If you look at the execution plan you will see that a spool is used and that it has the
WITH STACK
property set. Which means that rows are read in a stack-like manner (Last In First Out)So first the anchor part runs
Then
4
is processed as that is the last row added. TheJOIN
returns 1 row that is added to the spool then this newly added row is processed. In this case the Join returns nothing so there is nothing additional added to the spool and it moves on to processing theCategoryID = 2
row.This returns 3 rows which are added to the spool
then each of these rows are processed in turn in a similar LIFO fashion with any child rows added being dealt with first before processing can move on to the sibling rows. Hopefully you can see how this recursive logic explains your observed results but just in case you can't a
C#
simulationReturns
使用公用表表达式的递归查询页面描述了 CTE 的逻辑:
然而,这只是逻辑流程。

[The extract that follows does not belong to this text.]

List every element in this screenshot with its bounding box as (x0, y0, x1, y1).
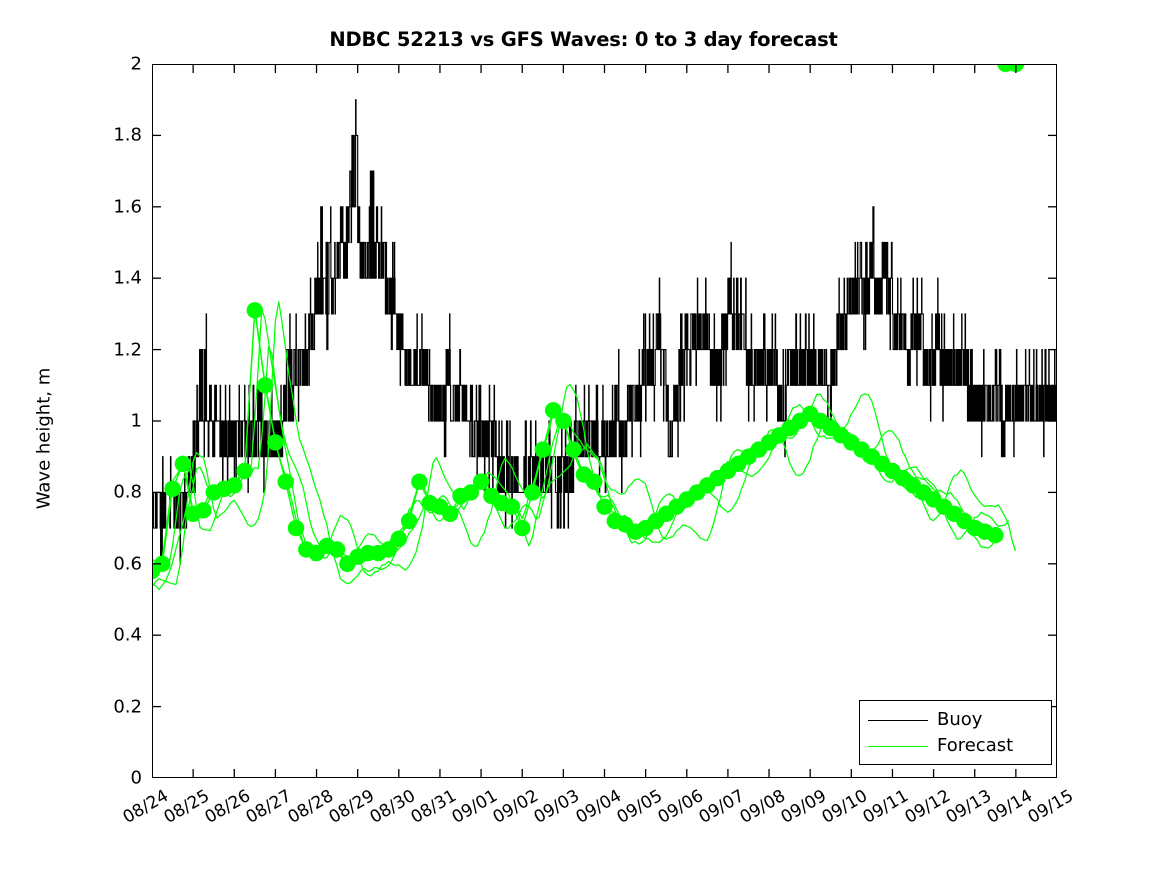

与往常一样,使用 SQL,如果结果“相同”,服务器可以根据需要自由地重新排序操作,并且认为重新排序可以更有效地提供结果。
在决定是否对操作重新排序时,通常不会考虑具有副作用的函数的存在(导致延迟,然后返回
GETDATE()
)。重新排序查询的一种明显方式是,它可能决定在完全创建结果集
Ti
之前开始处理结果集Ti+1
- 它可能是这样做比首先完全构造 Ti 更有效,因为新行肯定已经在内存中并且最近已被访问。The page Recursive Queries Using Common Table Expressions describes the logic of CTEs:
However, that's only the logical flow. As always, with SQL, the server is free to reorder operations as it sees fit, if the result will be "the same", and the reordering is perceived to provide the results more efficiently.
The presence of your function with side effects (causing a delay, then returning
GETDATE()
) isn't something that would normally be considered when deciding whether to reorder operations.One obvious way in which the query may be reordered is that it may decide to start working on result set
Ti+1
before it has fully created result setTi
- it may be more efficient to do this than to fully constructTi
first, since the new rows are definitely already in memory and have been accessed recently.